Simulation and Validation of UV–Visible Limb-Scattered Imaging Spectroscopy Based on SASKTRAN-HR

UV–visible limb-scattered observations provide key information on the vertical distributions of trace gases in the middle atmosphere. As Earth-observing satellites progressively acquire large off-nadir limb-imaging capability, imaging spectroscopy is expected to further enhance the spatiotemporal information content of limb observations. However, existing models typically focus on single line-of-sight spectral radiance calculations and do not explicitly incorporate the instrument imaging chain, which hinders end-to-end assessment and broader application of limb-imaging spectrometers. In this study, starting from atmospheric composition and including selected instrument parameters, we implement UV–visible Earth limb-imaging spectral simulations and perform validation with quantitative error analysis.

The proposed approach builds a forward-simulation framework for UV–visible limb-imaging spectroscopy based on the SASKTRAN-HR radiative transfer engine, generating physics-based limb images and hyperspectral three-dimensional data cubes over 300–800 nm and 6–97 km. A three-dimensional atmospheric scene is constructed using CAMS reanalysis data (deriving air number density from pressure and temperature and incorporating ozone and sulfate aerosols, among others), while the upper-atmospheric background state is extended using the CIRA-86 model. The instrument imaging chain is further coupled, including field of view (FOV), spectral response function (SRF), and point spread function (PSF), to represent pixel-level spectral–spatial coupling effects.

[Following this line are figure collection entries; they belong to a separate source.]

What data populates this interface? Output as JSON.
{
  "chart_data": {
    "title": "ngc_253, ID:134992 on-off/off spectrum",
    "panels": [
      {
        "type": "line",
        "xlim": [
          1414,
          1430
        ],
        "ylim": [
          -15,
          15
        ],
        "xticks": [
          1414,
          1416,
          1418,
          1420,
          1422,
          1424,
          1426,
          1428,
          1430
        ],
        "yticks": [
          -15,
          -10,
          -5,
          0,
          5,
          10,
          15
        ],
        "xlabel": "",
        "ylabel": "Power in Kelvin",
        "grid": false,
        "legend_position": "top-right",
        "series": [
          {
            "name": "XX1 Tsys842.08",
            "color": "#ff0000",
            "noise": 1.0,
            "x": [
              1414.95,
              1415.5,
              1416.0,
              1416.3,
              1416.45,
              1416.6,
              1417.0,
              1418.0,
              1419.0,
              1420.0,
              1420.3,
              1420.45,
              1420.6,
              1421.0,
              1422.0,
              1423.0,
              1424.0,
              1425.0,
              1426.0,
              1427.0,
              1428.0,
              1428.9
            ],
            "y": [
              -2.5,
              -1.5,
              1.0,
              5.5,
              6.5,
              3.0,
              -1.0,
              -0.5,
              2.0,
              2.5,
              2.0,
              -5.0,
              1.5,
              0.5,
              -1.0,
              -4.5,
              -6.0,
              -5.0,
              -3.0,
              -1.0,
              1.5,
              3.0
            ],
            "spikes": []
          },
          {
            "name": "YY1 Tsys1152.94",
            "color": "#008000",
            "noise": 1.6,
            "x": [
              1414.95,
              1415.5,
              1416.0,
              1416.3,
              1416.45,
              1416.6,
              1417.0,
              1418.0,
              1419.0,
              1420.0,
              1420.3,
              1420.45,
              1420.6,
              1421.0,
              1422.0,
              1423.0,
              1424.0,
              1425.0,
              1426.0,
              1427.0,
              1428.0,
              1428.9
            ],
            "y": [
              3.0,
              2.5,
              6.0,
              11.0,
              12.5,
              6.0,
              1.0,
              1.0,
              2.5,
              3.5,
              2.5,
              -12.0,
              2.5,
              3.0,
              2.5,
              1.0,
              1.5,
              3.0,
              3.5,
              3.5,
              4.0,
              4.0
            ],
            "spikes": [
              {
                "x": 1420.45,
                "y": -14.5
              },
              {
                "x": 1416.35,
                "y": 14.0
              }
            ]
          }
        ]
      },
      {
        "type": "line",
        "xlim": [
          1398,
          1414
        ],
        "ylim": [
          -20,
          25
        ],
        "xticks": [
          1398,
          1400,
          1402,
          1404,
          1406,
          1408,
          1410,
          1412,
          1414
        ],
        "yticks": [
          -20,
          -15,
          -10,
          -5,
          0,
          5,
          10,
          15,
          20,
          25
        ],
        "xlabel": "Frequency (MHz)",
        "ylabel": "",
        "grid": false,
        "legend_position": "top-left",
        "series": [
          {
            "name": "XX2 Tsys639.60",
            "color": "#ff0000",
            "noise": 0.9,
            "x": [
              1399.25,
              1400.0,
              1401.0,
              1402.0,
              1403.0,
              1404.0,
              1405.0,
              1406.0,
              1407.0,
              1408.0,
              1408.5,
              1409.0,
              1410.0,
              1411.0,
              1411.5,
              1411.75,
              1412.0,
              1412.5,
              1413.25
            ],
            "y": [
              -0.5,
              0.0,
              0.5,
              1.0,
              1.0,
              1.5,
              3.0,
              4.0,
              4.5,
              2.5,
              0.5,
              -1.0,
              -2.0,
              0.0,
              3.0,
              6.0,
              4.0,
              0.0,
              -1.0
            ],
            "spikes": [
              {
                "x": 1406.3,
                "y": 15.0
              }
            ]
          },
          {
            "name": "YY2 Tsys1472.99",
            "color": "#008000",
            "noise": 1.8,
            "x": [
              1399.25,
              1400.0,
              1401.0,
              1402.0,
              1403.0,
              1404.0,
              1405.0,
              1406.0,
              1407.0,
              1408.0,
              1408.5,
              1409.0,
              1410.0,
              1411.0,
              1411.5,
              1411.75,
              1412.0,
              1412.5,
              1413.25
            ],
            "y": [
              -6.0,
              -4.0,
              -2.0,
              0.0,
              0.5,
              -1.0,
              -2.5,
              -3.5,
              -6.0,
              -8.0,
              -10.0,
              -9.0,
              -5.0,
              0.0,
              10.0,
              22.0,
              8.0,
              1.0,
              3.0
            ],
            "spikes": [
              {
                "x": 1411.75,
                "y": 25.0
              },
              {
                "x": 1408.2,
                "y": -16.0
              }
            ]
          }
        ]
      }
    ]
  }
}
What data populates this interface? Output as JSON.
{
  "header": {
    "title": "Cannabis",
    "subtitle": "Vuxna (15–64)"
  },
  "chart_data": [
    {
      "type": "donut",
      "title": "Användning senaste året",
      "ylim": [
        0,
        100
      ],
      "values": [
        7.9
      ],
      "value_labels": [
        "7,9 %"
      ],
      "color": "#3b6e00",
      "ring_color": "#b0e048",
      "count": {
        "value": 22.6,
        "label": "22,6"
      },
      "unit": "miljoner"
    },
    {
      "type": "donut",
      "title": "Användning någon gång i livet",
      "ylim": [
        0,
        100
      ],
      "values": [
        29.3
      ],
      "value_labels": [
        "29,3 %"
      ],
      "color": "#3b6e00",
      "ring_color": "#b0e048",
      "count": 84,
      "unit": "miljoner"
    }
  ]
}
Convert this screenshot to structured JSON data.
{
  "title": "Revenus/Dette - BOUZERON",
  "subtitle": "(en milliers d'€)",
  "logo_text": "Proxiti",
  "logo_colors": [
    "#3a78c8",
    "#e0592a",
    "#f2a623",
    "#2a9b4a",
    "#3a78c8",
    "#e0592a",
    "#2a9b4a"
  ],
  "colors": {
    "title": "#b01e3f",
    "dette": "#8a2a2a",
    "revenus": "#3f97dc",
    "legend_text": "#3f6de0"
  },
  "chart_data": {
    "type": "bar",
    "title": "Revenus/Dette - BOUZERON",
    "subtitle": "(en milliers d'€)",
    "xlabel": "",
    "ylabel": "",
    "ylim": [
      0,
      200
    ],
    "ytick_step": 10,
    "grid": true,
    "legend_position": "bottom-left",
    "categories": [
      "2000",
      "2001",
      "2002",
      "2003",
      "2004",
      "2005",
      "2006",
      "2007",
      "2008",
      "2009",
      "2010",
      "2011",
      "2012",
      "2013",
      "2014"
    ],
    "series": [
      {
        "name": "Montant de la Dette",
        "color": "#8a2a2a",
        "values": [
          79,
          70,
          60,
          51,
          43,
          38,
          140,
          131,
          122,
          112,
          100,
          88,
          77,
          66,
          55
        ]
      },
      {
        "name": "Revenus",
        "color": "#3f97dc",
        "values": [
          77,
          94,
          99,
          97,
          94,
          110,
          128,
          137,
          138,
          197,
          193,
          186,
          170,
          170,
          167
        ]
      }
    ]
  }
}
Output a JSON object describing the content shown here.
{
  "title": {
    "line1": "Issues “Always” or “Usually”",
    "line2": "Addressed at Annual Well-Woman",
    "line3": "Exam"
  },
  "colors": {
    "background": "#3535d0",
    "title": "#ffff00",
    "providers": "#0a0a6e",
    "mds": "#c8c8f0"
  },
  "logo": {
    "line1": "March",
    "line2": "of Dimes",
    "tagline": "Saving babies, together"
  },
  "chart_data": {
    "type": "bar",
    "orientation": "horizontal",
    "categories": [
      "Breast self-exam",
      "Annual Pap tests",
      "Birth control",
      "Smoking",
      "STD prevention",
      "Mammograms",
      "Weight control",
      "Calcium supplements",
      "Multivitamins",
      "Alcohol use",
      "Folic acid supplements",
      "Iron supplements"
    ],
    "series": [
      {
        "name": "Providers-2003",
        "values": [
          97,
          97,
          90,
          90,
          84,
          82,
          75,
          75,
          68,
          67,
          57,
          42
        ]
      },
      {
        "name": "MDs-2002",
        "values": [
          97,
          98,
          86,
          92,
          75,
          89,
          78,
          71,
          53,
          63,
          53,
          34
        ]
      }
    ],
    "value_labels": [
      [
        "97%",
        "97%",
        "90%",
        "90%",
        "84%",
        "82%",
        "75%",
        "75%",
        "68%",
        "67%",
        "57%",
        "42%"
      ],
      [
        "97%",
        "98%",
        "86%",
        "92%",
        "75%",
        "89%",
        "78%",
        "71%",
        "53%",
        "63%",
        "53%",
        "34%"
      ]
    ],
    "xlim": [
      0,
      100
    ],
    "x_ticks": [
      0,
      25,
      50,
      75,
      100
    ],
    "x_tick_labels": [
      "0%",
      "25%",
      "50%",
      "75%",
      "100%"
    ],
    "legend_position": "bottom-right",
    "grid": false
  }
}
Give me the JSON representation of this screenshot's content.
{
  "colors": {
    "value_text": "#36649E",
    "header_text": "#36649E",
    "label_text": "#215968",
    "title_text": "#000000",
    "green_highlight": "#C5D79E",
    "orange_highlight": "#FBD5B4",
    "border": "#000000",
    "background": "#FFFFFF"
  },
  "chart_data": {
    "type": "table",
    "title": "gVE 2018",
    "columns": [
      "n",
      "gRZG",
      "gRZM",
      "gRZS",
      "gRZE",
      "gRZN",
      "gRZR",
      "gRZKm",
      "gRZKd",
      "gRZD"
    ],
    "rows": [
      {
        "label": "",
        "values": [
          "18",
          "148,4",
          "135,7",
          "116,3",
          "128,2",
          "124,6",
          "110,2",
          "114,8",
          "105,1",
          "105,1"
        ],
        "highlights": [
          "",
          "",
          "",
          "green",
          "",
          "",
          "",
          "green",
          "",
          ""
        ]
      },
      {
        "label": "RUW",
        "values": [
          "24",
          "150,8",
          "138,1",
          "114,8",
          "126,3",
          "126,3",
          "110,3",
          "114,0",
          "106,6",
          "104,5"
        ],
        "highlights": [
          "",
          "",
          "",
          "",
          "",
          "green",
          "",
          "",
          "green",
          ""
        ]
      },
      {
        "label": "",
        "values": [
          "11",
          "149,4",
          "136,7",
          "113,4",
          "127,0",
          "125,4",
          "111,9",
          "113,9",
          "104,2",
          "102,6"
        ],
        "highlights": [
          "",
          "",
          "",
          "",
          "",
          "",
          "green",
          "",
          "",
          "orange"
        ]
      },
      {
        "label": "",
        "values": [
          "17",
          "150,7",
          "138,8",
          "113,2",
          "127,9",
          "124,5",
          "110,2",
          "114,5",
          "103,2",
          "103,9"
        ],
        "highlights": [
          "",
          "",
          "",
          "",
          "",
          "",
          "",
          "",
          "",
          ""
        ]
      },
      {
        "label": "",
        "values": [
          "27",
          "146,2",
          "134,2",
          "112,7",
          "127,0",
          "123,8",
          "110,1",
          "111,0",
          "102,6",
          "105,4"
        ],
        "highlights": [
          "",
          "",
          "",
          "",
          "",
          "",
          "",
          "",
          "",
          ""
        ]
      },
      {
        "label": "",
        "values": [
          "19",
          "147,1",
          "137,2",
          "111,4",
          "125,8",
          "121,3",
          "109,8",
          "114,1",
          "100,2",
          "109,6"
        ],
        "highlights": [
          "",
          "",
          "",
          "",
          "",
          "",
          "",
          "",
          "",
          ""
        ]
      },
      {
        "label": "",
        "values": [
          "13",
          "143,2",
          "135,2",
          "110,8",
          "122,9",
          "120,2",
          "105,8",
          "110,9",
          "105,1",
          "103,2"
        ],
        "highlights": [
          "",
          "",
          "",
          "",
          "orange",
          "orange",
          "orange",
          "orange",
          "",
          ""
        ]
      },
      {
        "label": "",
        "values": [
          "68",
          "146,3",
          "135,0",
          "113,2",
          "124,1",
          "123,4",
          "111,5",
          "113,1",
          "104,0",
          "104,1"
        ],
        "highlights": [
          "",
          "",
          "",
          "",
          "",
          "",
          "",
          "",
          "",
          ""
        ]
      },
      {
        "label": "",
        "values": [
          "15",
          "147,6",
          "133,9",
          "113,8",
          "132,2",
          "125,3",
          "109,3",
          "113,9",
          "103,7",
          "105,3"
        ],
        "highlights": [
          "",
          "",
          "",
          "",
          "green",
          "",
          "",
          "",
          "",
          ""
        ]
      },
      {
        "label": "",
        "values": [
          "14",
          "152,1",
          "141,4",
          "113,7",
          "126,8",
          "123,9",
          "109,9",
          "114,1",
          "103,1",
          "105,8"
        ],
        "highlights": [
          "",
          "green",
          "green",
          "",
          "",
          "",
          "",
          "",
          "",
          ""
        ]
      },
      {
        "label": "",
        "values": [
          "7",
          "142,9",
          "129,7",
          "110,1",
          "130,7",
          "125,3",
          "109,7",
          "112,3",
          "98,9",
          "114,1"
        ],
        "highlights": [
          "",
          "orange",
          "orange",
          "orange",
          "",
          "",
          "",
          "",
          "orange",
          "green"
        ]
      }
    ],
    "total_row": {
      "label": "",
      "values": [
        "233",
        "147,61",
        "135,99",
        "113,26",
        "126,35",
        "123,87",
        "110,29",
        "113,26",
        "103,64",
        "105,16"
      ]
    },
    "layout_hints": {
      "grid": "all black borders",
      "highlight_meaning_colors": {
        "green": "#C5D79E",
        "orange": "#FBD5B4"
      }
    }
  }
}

Validation is conducted in the spectral domain. Simulated radiances are convolved to the effective spectral resolution of OSIRIS, and a height-by-wavelength evaluation is performed against a single OSIRIS limb scan (scan No. 54300035). Over 300–800 nm and 6–97 km, the simulations exhibit an overall systematic underestimation, with a mean absolute relative error (MARE) of 31.5% (median 25.1%). The dominant error source is attributed to discrepancies between the constructed atmospheric scene and the actual atmospheric state. Within the 20–55 km altitude range commonly used for trace-gas profile retrievals, the MARE is 10.9% (median 8.5%). Errors increase substantially above 80 km (MARE = 63.1%), likely related to stray light and reduced signal-to-noise ratio due to weak scattering signals. In addition, the simulated results are converted into pseudo-color imagery using the CIE 1931 color matching functions to enable a qualitative consistency check of limb radiance gradients and chromaticity variations.

This imaging-spectroscopy simulation framework provides a testbed for limb-imaging instrument design, development and evaluation of trace-gas retrieval algorithms, and satellite validation activities for current and future limb-imaging missions (e.g., ALTIUS).